Now, there are tools and data analysis techniques available to work out much of this because social is digital, and that means there is lots of data. The issue, of course, is that
people will tend to do things at a later date on a different platform. They may like your offer on sports shoes one day but not buy them until their current pair wears out in a month or two. So it's
pretty hard to reconcile cause and effect.

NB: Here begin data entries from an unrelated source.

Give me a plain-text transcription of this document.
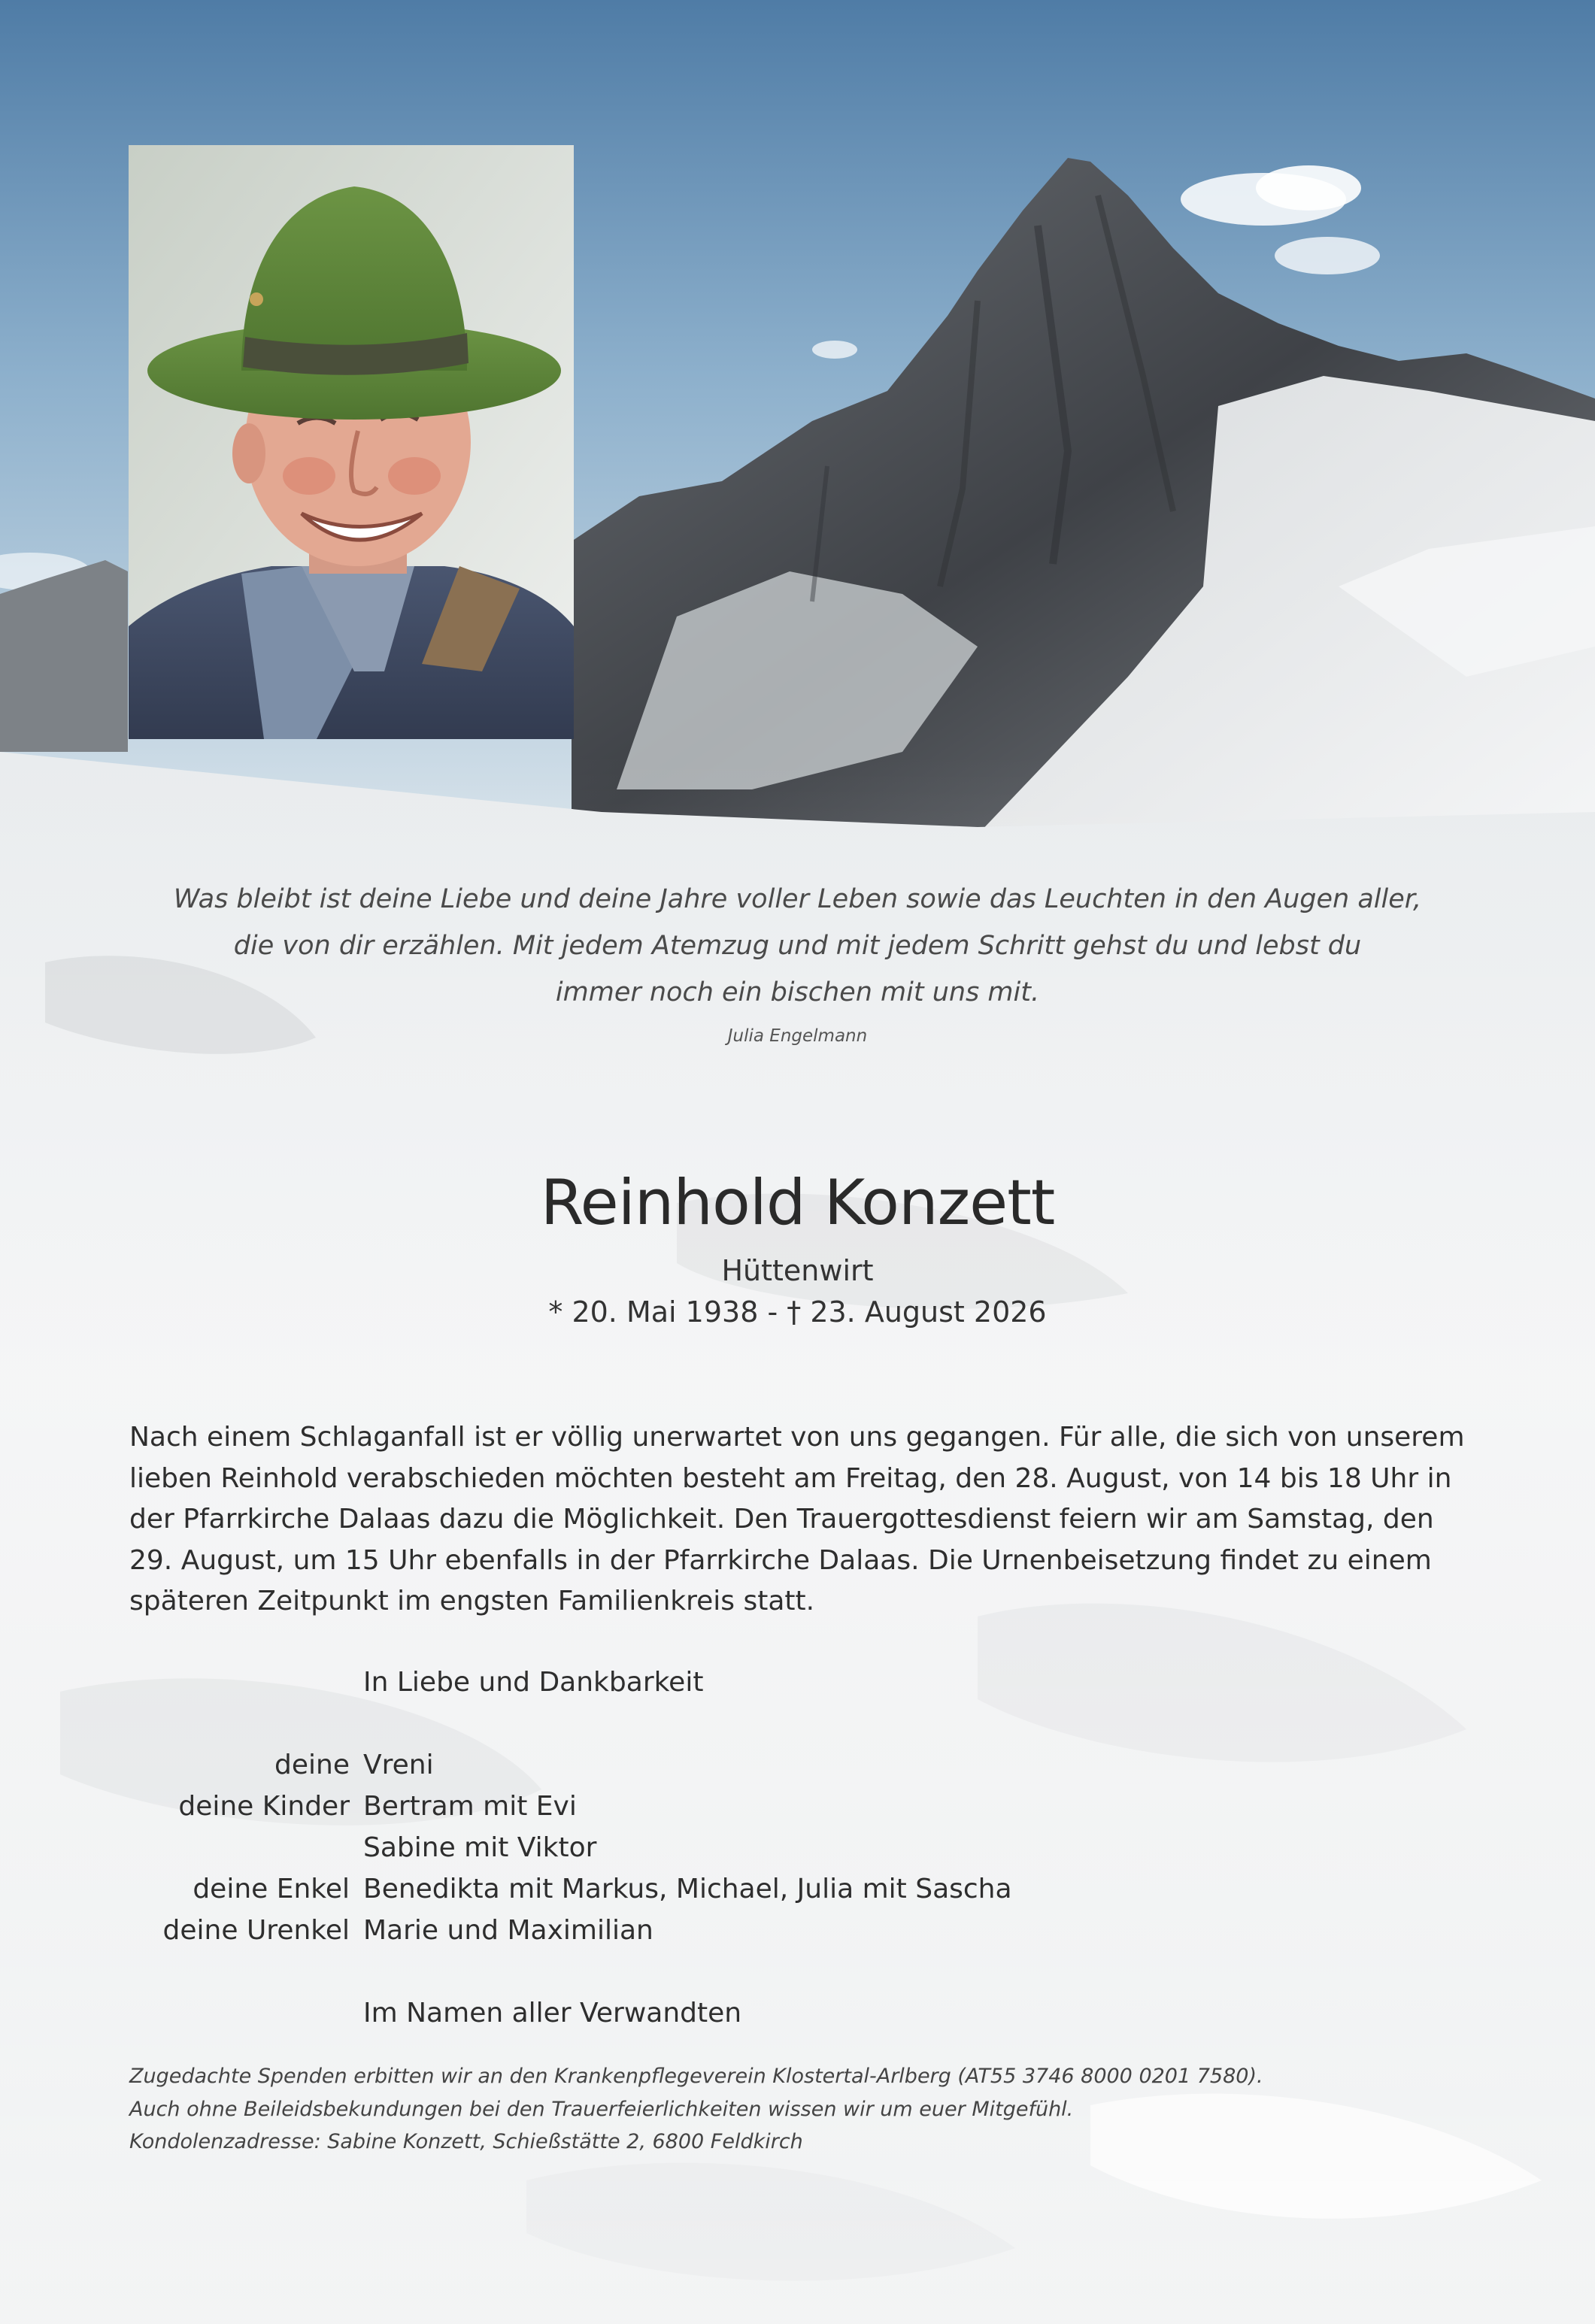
Was bleibt ist deine Liebe und deine Jahre voller Leben sowie das Leuchten in den Augen aller,
die von dir erzählen. Mit jedem Atemzug und mit jedem Schritt gehst du und lebst du
immer noch ein bischen mit uns mit.
Julia Engelmann
Reinhold Konzett
Hüttenwirt
* 20. Mai 1938 - † 23. August 2026
Nach einem Schlaganfall ist er völlig unerwartet von uns gegangen. Für alle, die sich von unserem
lieben Reinhold verabschieden möchten besteht am Freitag, den 28. August, von 14 bis 18 Uhr in
der Pfarrkirche Dalaas dazu die Möglichkeit. Den Trauergottesdienst feiern wir am Samstag, den
29. August, um 15 Uhr ebenfalls in der Pfarrkirche Dalaas. Die Urnenbeisetzung findet zu einem
späteren Zeitpunkt im engsten Familienkreis statt.
In Liebe und Dankbarkeit
deine Vreni
deine Kinder Bertram mit Evi
Sabine mit Viktor
deine Enkel Benedikta mit Markus, Michael, Julia mit Sascha
deine Urenkel Marie und Maximilian
Im Namen aller Verwandten
Zugedachte Spenden erbitten wir an den Krankenpflegeverein Klostertal-Arlberg (AT55 3746 8000 0201 7580).
Auch ohne Beileidsbekundungen bei den Trauerfeierlichkeiten wissen wir um euer Mitgefühl.
Kondolenzadresse: Sabine Konzett, Schießstätte 2, 6800 Feldkirch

One metric that I'm starting to see a little more of, which brands should be encouraged to investigate, isn't just an ROI argument -- it's more of a
customer segmentation approach. So Adobe, for example, can tell how much more likely a person is to buy a particular product by how they have interacted with content about it as well as how they have
engaged with the brand. So someone who likes their Facebook page is x% more likely to become a customer and someone who has interacted with content about a tool is a further x% likely to buy that
piece of software.
Such figures are not too difficult to work out, and that means the board can understand the implication of the social success a marketing team is claiming. If you can
add to the fact that you have doubled the number of followers on a channel with the fact that this should lead to x% more sales in the next quarter, then that's something execs outside marketing can
feel they can take to the bank.
A fully fledged ROI figure is the ultimate destination, and steps like these are a good way to get there while admitting that in a cross-device world it's hard
to be too exact -- but here's what the figures are telling us. For putting x budget into social, we will see a lift in sales of x over the next quarter.
That's the kind of discussion that
marketing can have with the rest of the organization that just doesn't seem to come out of the channel if communications and PR people are left repeating metrics such as likes and shares without any
reference to what that actually means -- and more importantly, where it leads. If social is burning marketing's money, it can't carry on being fluffy.